Beyan Edilen İlimlerin Tefsirdeki Zaruret Ölçüsü
“Acaba müfessirin bu ilimlerin tümünü bilmesi gerekir mi? Yoksa birkaç ilimde derinleşmiş olması onu diğer ilimlerden müstağni kılar mı?” sorusu irdelenip, üzerinde durulması gereken bir konudur.
Şunu söylemek gerekir ki Kurân’ın kabuğunu kırmak ve ilahi murada ulaşmak için tefsirde gerekli olan önbilgilere mutlaka ihtiyaç vardır. Bu doğrultuda insanın muhtelif alanlardaki bilgisi ne kadar artarsa Kurân ayetlerinden istifade ölçüsü de o denli artacaktır. Ancak tefsirde zaruri olan ilimler, Kurân araştırmacılarının bazılarının zikrettiği kadar çok sayıda ve geniş çapta değildir. Zira defalarca işaret edildiği gibi önbilgileri kazanmak Kurân’ı külli ve mutlak olarak tanımak için değil, ayetlerin tefsir ve açıklaması için zaruridir. Dolayısıyla buradaki ihtiyaç, Kurân lafızları ve mefhumlarının muhtelif boyutlarını tanımada ve aynı zamanda ilahi kelama ait muttasıl ve munfasıl karinelere ulaşmada etkili olacak ilimlerle sınırlıdır.
Bu hedeflere ulaşmanın, malum ve bilinen ilimlerden başka ilimlere ihtiyacı yoktur. Mesela; ayetlerdeki mana ve belagat inceliklerine ulaşmak için edebi ilimlere ihtiyaç vardır. Kurân ilimlerinin umdesi, Kurân’ın özelliklerini anlamada gereklidir. Kelam, tarih, fıkıh gibi ilimler ve aynı şekilde tecrübeye dayalı bazı tabii ve insani ilimler; akait, tarih, fıkıh ve bilimsel konuları içeren ayetlerdeki mana ve maksadın daha net anlaşılmasında gereklidir.
Binaenaleyh tefsirde zaruri olmayan veya az bilgi sağlayan ilimler, ihtiyaç duyulan ilimler dairesinin dışında kalmaktadır.
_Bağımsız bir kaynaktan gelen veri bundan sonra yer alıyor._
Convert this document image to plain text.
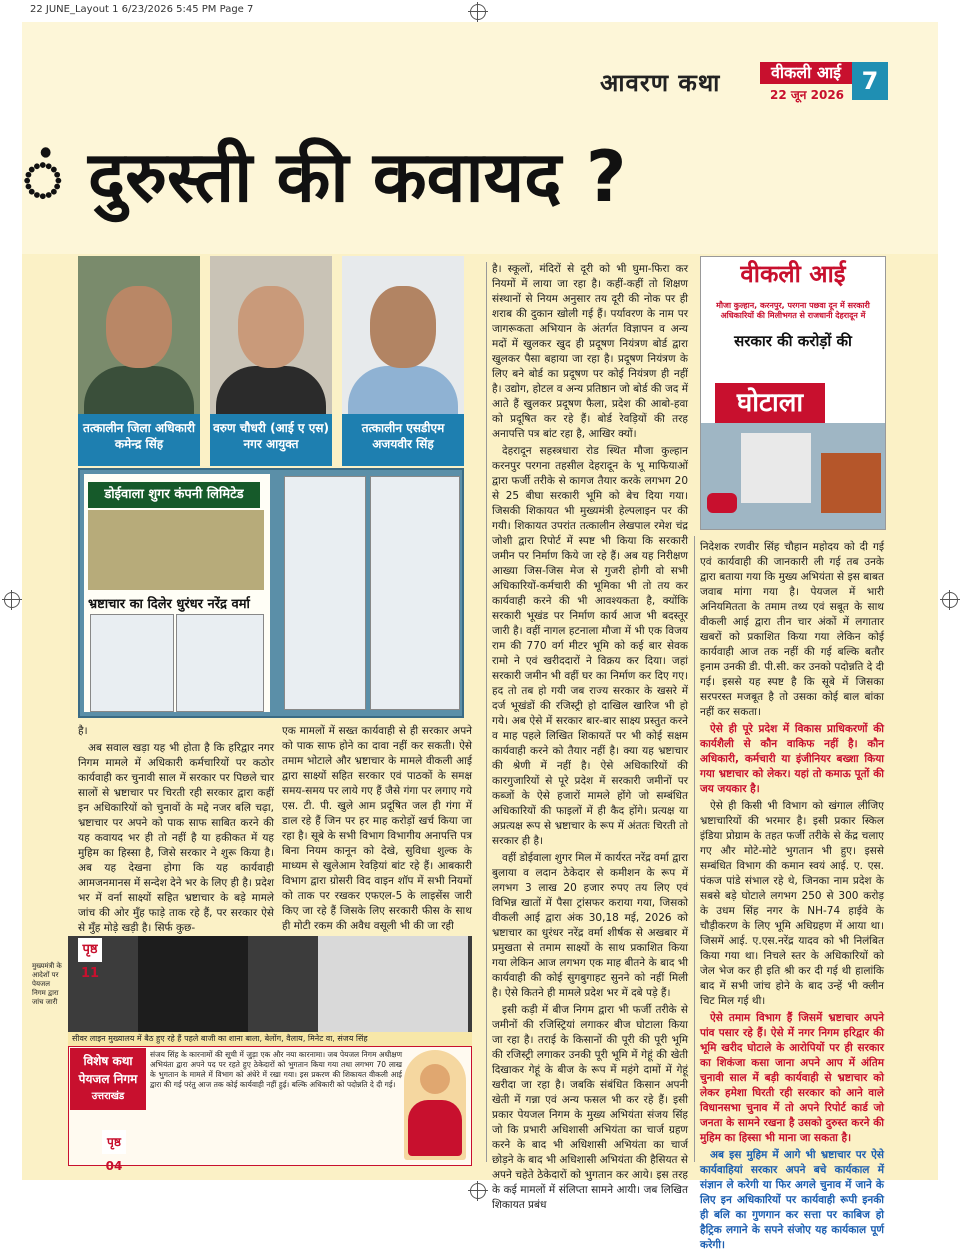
22 JUNE_Layout 1 6/23/2026 5:45 PM Page 7
आवरण कथा	वीकली आई
22 जून 2026 7
ं दुरुस्ती की कवायद ?
तत्कालीन जिला अधिकारी कमेन्द्र सिंह
वरुण चौधरी (आई ए एस) नगर आयुक्त
तत्कालीन एसडीएम अजयवीर सिंह
डोईवाला शुगर कंपनी लिमिटेड
भ्रष्टाचार का दिलेर धुरंधर नरेंद्र वर्मा

है।

अब सवाल खड़ा यह भी होता है कि हरिद्वार नगर निगम मामले में अधिकारी कर्मचारियों पर कठोर कार्यवाही कर चुनावी साल में सरकार पर पिछले चार सालों से भ्रष्टाचार पर चिरती रही सरकार द्वारा कहीं इन अधिकारियों को चुनावों के मद्दे नजर बलि चढ़ा, भ्रष्टाचार पर अपने को पाक साफ साबित करने की यह कवायद भर ही तो नहीं है या हकीकत में यह मुहिम का हिस्सा है, जिसे सरकार ने शुरू किया है। अब यह देखना होगा कि यह कार्यवाही आमजनमानस में सन्देश देने भर के लिए ही है। प्रदेश भर में वर्ना साक्ष्यों सहित भ्रष्टाचार के बड़े मामले जांच की ओर मुँह फाड़े ताक रहे हैं, पर सरकार ऐसे से मुँह मोड़े खड़ी है। सिर्फ कुछ-

एक मामलों में सख्त कार्यवाही से ही सरकार अपने को पाक साफ होने का दावा नहीं कर सकती। ऐसे तमाम भोटाले और भ्रष्टाचार के मामले वीकली आई द्वारा साक्ष्यों सहित सरकार एवं पाठकों के समक्ष समय-समय पर लाये गए हैं जैसे गंगा पर लगाए गये एस. टी. पी. खुले आम प्रदूषित जल ही गंगा में डाल रहे हैं जिन पर हर माह करोड़ों खर्च किया जा रहा है। सूबे के सभी विभाग विभागीय अनापत्ति पत्र बिना नियम कानून को देखे, सुविधा शुल्क के माध्यम से खुलेआम रेवड़ियां बांट रहे हैं। आबकारी विभाग द्वारा ग्रोसरी विद वाइन शॉप में सभी नियमों को ताक पर रखकर एफएल-5 के लाइसेंस जारी किए जा रहे हैं जिसके लिए सरकारी फीस के साथ ही मोटी रकम की अवैध वसूली भी की जा रही

है। स्कूलों, मंदिरों से दूरी को भी घुमा-फिरा कर नियमों में लाया जा रहा है। कहीं-कहीं तो शिक्षण संस्थानों से नियम अनुसार तय दूरी की नोक पर ही शराब की दुकान खोली गई हैं। पर्यावरण के नाम पर जागरूकता अभियान के अंतर्गत विज्ञापन व अन्य मदों में खुलकर खुद ही प्रदूषण नियंत्रण बोर्ड द्वारा खुलकर पैसा बहाया जा रहा है। प्रदूषण नियंत्रण के लिए बने बोर्ड का प्रदूषण पर कोई नियंत्रण ही नहीं है। उद्योग, होटल व अन्य प्रतिष्ठान जो बोर्ड की जद में आते हैं खुलकर प्रदूषण फैला, प्रदेश की आबो-हवा को प्रदूषित कर रहे हैं। बोर्ड रेवड़ियों की तरह अनापत्ति पत्र बांट रहा है, आखिर क्यों।

देहरादून सहस्त्रधारा रोड स्थित मौजा कुल्हान करनपुर परगना तहसील देहरादून के भू माफियाओं द्वारा फर्जी तरीके से कागज तैयार करके लगभग 20 से 25 बीघा सरकारी भूमि को बेच दिया गया। जिसकी शिकायत भी मुख्यमंत्री हेल्पलाइन पर की गयी। शिकायत उपरांत तत्कालीन लेखपाल रमेश चंद्र जोशी द्वारा रिपोर्ट में स्पष्ट भी किया कि सरकारी जमीन पर निर्माण किये जा रहे हैं। अब यह निरीक्षण आख्या जिस-जिस मेज से गुजरी होगी वो सभी अधिकारियों-कर्मचारी की भूमिका भी तो तय कर कार्यवाही करने की भी आवश्यकता है, क्योंकि सरकारी भूखंड पर निर्माण कार्य आज भी बदस्तूर जारी है। वहीं नागल हटनाला मौजा में भी एक विजय राम की 770 वर्ग मीटर भूमि को कई बार सेवक रामो ने एवं खरीददारों ने विक्रय कर दिया। जहां सरकारी जमीन भी वहीं घर का निर्माण कर दिए गए। हद तो तब हो गयी जब राज्य सरकार के खसरे में दर्ज भूखंडों की रजिस्ट्री हो दाखिल खारिज भी हो गये। अब ऐसे में सरकार बार-बार साक्ष्य प्रस्तुत करने व माह पहले लिखित शिकायतें पर भी कोई सक्षम कार्यवाही करने को तैयार नहीं है। क्या यह भ्रष्टाचार की श्रेणी में नहीं है। ऐसे अधिकारियों की कारगुजारियों से पूरे प्रदेश में सरकारी जमीनों पर कब्जों के ऐसे हजारों मामले होंगे जो सम्बंधित अधिकारियों की फाइलों में ही कैद होंगे। प्रत्यक्ष या अप्रत्यक्ष रूप से भ्रष्टाचार के रूप में अंततः चिरती तो सरकार ही है।

वहीं डोईवाला शुगर मिल में कार्यरत नरेंद्र वर्मा द्वारा बुलाया व लदान ठेकेदार से कमीशन के रूप में लगभग 3 लाख 20 हजार रुपए तय लिए एवं विभिन्न खातों में पैसा ट्रांसफर कराया गया, जिसको वीकली आई द्वारा अंक 30,18 मई, 2026 को भ्रष्टाचार का धुरंधर नरेंद्र वर्मा शीर्षक से अखबार में प्रमुखता से तमाम साक्ष्यों के साथ प्रकाशित किया गया लेकिन आज लगभग एक माह बीतने के बाद भी कार्यवाही की कोई सुगबुगाहट सुनने को नहीं मिली है। ऐसे कितने ही मामले प्रदेश भर में दबे पड़े हैं।

इसी कड़ी में बीज निगम द्वारा भी फर्जी तरीके से जमीनों की रजिस्ट्रियां लगाकर बीज घोटाला किया जा रहा है। तराई के किसानों की पूरी की पूरी भूमि की रजिस्ट्री लगाकर उनकी पूरी भूमि में गेहूं की खेती दिखाकर गेहूं के बीज के रूप में महंगे दामों में गेहूं खरीदा जा रहा है। जबकि संबंधित किसान अपनी खेती में गन्ना एवं अन्य फसल भी कर रहे हैं। इसी प्रकार पेयजल निगम के मुख्य अभियंता संजय सिंह जो कि प्रभारी अधिशासी अभियंता का चार्ज ग्रहण करने के बाद भी अधिशासी अभियंता का चार्ज छोड़ने के बाद भी अधिशासी अभियंता की हैसियत से अपने चहेते ठेकेदारों को भुगतान कर आये। इस तरह के कई मामलों में संलिप्ता सामने आयी। जब लिखित शिकायत प्रबंध

वीकली आई
मौजा कुल्हान, करनपुर, परगना पछवा दून में सरकारी अधिकारियों की मिलीभगत से राजधानी देहरादून में
सरकार की करोड़ों की
घोटाला

निदेशक रणवीर सिंह चौहान महोदय को दी गई एवं कार्यवाही की जानकारी ली गई तब उनके द्वारा बताया गया कि मुख्य अभियंता से इस बाबत जवाब मांगा गया है। पेयजल में भारी अनियमितता के तमाम तथ्य एवं सबूत के साथ वीकली आई द्वारा तीन चार अंकों में लगातार खबरों को प्रकाशित किया गया लेकिन कोई कार्यवाही आज तक नहीं की गई बल्कि बतौर इनाम उनकी डी. पी.सी. कर उनको पदोन्नति दे दी गई। इससे यह स्पष्ट है कि सूबे में जिसका सरपरस्त मजबूत है तो उसका कोई बाल बांका नहीं कर सकता।

ऐसे ही पूरे प्रदेश में विकास प्राधिकरणों की कार्यशैली से कौन वाकिफ नहीं है। कौन अधिकारी, कर्मचारी या इंजीनियर बख्शा किया गया भ्रष्टाचार को लेकर। यहां तो कमाऊ पूतों की जय जयकार है।

ऐसे ही किसी भी विभाग को खंगाल लीजिए भ्रष्टाचारियों की भरमार है। इसी प्रकार स्किल इंडिया प्रोग्राम के तहत फर्जी तरीके से केंद्र चलाए गए और मोटे-मोटे भुगतान भी हुए। इससे सम्बंधित विभाग की कमान स्वयं आई. ए. एस. पंकज पांडे संभाल रहे थे, जिनका नाम प्रदेश के सबसे बड़े घोटाले लगभग 250 से 300 करोड़ के उधम सिंह नगर के NH-74 हाईवे के चौड़ीकरण के लिए भूमि अधिग्रहण में आया था। जिसमें आई. ए.एस.नरेंद्र यादव को भी निलंबित किया गया था। निचले स्तर के अधिकारियों को जेल भेज कर ही इति श्री कर दी गई थी हालांकि बाद में सभी जांच होने के बाद उन्हें भी क्लीन चिट मिल गई थी।

ऐसे तमाम विभाग हैं जिसमें भ्रष्टाचार अपने पांव पसार रहे हैं। ऐसे में नगर निगम हरिद्वार की भूमि खरीद घोटाले के आरोपियों पर ही सरकार का शिकंजा कसा जाना अपने आप में अंतिम चुनावी साल में बड़ी कार्यवाही से भ्रष्टाचार को लेकर हमेशा घिरती रही सरकार को आने वाले विधानसभा चुनाव में तो अपने रिपोर्ट कार्ड जो जनता के सामने रखना है उसको दुरुस्त करने की मुहिम का हिस्सा भी माना जा सकता है।

अब इस मुहिम में आगे भी भ्रष्टाचार पर ऐसे कार्यवाहियां सरकार अपने बचे कार्यकाल में संज्ञान ले करेगी या फिर अगले चुनाव में जाने के लिए इन अधिकारियों पर कार्यवाही रूपी इनकी ही बलि का गुणगान कर सत्ता पर काबिज हो हैट्रिक लगाने के सपने संजोए यह कार्यकाल पूर्ण करेगी।

पृष्ठ 11
मुख्यमंत्री के आदेशों पर पेयजल निगम द्वारा जांच जारी
सीवर लाइन मुख्यालय में बैठ हुए रहे हैं पहले बाजी का शाना बाला, बेलोंग, वैलाय, मिनेट वा, संजय सिंह
विशेष कथा
पेयजल निगम
उत्तराखंड
पृष्ठ 04
संजय सिंह के कारनामों की सूची में जुड़ा एक और नया कारनामा। जब पेयजल निगम अधीक्षण अभियंता द्वारा अपने पद पर रहते हुए ठेकेदारों को भुगतान किया गया तथा लगभग 70 लाख के भुगतान के मामले में विभाग को अंधेरे में रखा गया। इस प्रकरण की शिकायत वीकली आई द्वारा की गई परंतु आज तक कोई कार्यवाही नहीं हुई। बल्कि अधिकारी को पदोन्नति दे दी गई।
Mesela; ayetlerin hangisinin gece ve hangisinin gündüz veya hangisinin yaz ve hangisinin kış aylarında nazil olduğunu bilmek müfessir için çok da yarar sağlamaz. Faydası olsa bile bu çok az olacaktır. Oysaki araştırmacılardan bazıları bunu müstakil olarak zikretmiş ve ihtiyaç duyulan ilimlerden biri saymışlardır.990
Bu yüzden Kurân ilimlerinin sayısını arttırma eğiliminde olan Zerkeşi, Suyuti ve diğerleri, “müfessirin ihtiyacı olan ilimler” başlığında ayrı bir bölüm açmışlar ve orada bu ilimlerden bir kısmını zaruri bilmişlerdir.991 Bu da şunu gösteriyor; mezkûr ilimler dışındaki ilimlere aşina olmamanın tefsire her hangi bir zararı olmayacaktır.
Elbette zikri geçen ölçü dikkate alınarak tefsirde belirttiğimiz hedefler doğrultusunda bize yardımcı olacak birtakım ilimler ortaya çıkacak olursa kesinlikle onları tefsirde ihtiyaç duyulan ilimler kapsamında değerlendirmek gerekir. Bu yüzden muasır müfessirler bilinen ilimlerle yetinmemiş, aksine başka bilimlerin keşfi ve genişlemesiyle birlikte tecrübi ve beşeri bilimler gibi yeni ortaya çıkan bazı ilimleri tefsir ilimlerine eklemişler992 ve tefsirde bunlardan faydalanılmasını tavsiye etmişlerdir.